Она видела дракона, снова обретшего свои истинные размеры, мертвой тушей лежащего меж скал, и отрубленную голову великого змея, валяющуюся в нескольких шагах от чешуйчатого туловища. Повсюду вокруг дополнением к внушающей ужас сцене дымились разорванные останки гоблинов и великанов – десятков, сотен гоблинов и великанов. А из ущелья выходили, возможно уставшие, но явно не раненные хоть сколько-то серьезно, Кэддерли и Даника в сопровождении двух дворфов, эльфийки и предателя-дуплоседа.
Дориген откинулась на спинку стула и позволила изображению в хрустальном шаре исчезнуть. Сперва она удивилась, что так легко преодолела магическую защиту Кэддерли и обнаружила молодого жреца, но, увидев, что творится вокруг него, оценив бойню и ярость Файрентеннимара, колдунья поняла, что охранные чары жреца истощились по уважительной причине.
Дориген думала, что станет свидетельницей краха Кэддерли, а с ним и прекращения угрозы Замку Тринити. Она едва не позвала Абаллистера, едва не посоветовала престарелому магу нанять Файрентеннимара в качестве союзника для нападения на Кэррадун, которому уже ничто не смогло бы воспрепятствовать.
Ее удивление, когда Кэддерли буквально уменьшил великого змея – вероятно, похитив его возраст, предположила Дориген, – было безмерным, но еще больше поражалась Дориген себе – сейчас, сидя и честно размышляя о собственных чувствах, испытанных во время наблюдения.
Когда она решила, что Кэддерли обречен, ей стало грустно. Если мыслить логически, амбициозная Дориген могла бы сказать себе, что смерть Кэддерли только на пользу замыслам Замка Тринити, что с вмешательством молодого жреца в их дела нельзя было больше мириться и что, убивая юношу, Файрентеннимар только избавляет Абаллистера от лишних проблем. По логике, опять же, Дориген не должна была испытывать ни симпатии, ни сострадания к Кэддерли, когда тот стоял, беспомощный, перед свирепым и могучим змеем. А она испытывала – и про себя радовалась за Кэддерли и его храбрых друзей, переживая за них в этой титанической битве, и просто подпрыгнула от счастья, когда дуплосед подобрался сзади и снес драконью голову с плеч… то есть с шеи.
Что с ней происходит?
– Ты что-нибудь видела сегодня?
Резкий голос раздался столь неожиданно, что Дориген чуть не упала со стула. Женщина поспешно набросила на кристалл покрывало, хотя внутри его давно уже клубился туман, и предприняла лихорадочную попытку выпрямиться и взять себя в руки, когда Абаллистер откинул занавеску, служащую теперь входной дверью, и оказался рядом со столом.

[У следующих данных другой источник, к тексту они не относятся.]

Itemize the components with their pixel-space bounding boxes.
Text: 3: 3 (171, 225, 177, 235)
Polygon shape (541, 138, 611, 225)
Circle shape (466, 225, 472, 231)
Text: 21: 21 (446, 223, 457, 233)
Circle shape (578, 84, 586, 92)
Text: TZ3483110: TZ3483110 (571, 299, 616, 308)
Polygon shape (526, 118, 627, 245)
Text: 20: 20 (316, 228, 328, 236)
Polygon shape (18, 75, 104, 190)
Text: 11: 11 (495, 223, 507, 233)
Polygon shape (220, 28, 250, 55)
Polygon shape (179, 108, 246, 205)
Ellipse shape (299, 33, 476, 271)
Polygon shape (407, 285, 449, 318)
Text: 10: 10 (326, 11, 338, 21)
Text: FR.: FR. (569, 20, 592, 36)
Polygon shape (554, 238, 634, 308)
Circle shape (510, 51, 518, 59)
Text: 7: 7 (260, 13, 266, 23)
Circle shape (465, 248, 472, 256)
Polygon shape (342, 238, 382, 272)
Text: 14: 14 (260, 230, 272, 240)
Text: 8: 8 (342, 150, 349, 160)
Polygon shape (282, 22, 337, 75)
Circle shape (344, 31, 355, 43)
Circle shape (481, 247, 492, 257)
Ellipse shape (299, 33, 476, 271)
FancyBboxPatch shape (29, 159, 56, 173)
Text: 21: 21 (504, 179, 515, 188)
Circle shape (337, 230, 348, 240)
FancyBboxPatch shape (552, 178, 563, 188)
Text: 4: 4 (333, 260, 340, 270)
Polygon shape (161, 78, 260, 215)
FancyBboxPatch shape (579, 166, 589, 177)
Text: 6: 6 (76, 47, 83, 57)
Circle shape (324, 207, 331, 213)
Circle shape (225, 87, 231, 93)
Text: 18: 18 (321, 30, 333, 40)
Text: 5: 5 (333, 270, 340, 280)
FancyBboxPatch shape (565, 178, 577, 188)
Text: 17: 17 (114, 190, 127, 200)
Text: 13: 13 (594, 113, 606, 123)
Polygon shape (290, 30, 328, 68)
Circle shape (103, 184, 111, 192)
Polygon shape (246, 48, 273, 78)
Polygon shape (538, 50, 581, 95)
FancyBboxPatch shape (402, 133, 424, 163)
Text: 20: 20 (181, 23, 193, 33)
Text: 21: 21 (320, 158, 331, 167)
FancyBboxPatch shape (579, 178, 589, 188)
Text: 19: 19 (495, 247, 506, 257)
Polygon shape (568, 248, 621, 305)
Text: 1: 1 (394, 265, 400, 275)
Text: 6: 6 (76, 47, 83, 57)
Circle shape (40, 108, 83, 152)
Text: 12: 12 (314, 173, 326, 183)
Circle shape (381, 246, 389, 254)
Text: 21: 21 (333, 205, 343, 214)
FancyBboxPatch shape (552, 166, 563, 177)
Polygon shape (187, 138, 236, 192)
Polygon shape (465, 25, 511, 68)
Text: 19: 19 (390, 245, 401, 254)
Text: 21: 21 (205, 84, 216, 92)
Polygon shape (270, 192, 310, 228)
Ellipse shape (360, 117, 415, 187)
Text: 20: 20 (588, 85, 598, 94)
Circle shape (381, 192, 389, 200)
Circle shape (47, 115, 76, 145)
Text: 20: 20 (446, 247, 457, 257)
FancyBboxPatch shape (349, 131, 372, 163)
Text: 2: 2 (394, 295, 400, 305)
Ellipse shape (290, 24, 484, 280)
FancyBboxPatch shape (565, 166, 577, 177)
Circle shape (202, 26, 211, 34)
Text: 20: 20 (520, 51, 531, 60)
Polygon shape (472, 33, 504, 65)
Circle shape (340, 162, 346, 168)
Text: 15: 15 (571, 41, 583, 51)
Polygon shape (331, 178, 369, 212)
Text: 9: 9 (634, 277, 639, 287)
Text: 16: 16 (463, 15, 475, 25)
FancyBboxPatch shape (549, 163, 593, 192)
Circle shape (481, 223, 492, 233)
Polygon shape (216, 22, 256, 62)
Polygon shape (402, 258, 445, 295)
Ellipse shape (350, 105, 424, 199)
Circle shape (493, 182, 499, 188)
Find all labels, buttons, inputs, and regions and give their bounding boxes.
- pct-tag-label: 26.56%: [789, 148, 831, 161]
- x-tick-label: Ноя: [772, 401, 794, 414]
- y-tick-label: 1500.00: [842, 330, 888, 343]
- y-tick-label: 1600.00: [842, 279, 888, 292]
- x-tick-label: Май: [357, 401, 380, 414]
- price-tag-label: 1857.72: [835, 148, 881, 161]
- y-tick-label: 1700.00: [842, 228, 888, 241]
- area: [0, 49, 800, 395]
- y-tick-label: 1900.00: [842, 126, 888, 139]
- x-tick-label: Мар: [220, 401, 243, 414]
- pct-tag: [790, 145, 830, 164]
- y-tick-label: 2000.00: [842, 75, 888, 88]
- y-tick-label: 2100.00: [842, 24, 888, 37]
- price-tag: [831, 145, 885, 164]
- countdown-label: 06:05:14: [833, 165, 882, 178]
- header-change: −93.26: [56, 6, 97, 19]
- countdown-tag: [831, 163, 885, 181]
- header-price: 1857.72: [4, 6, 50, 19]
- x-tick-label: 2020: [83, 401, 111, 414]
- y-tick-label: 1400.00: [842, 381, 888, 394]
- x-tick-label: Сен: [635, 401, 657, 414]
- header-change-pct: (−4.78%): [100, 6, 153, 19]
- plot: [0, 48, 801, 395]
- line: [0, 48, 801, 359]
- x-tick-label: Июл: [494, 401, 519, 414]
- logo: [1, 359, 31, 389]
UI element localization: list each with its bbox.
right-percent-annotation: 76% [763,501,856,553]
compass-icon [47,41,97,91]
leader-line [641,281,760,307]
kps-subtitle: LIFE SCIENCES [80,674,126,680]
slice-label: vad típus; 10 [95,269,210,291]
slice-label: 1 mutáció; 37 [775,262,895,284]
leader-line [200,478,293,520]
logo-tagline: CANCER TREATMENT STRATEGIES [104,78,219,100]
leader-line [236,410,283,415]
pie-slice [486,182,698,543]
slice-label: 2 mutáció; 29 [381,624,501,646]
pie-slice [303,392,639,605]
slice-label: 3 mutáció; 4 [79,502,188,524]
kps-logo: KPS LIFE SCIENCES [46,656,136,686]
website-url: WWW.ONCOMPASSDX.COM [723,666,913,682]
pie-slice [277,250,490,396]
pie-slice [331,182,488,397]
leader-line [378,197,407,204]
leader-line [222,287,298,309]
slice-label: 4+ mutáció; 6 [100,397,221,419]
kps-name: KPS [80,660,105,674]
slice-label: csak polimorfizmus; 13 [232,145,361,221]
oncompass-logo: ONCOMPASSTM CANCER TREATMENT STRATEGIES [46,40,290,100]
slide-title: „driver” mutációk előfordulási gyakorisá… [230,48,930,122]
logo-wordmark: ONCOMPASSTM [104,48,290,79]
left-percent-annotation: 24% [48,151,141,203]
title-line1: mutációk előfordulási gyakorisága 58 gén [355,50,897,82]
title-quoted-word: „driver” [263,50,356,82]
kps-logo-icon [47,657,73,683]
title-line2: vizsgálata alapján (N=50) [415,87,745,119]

– Друзил потерял контакт с молодым жрецом, – сердито продолжил колдун. – Кажется, он довольно быстро продвигается по горам.
«Если бы ты только знал», – подумала Дориген, но промолчала. Абаллистер и предположить не мог, что юный жрец сейчас находится не больше чем в дне пути от Замка Тринити. Не мог старый колдун и вообразить, что Кэддерли и его друзья окажутся настолько сильны, что одолеют кого-то вроде старика Файрена.
– Что тебе известно? – поинтересовался с подозрением Абаллистер, оторвав Дориген от ее размышлений.
– Я? – отозвалась женщина, приложив руку к груди, в притворном удивлении распахивая пошире янтарные глаза.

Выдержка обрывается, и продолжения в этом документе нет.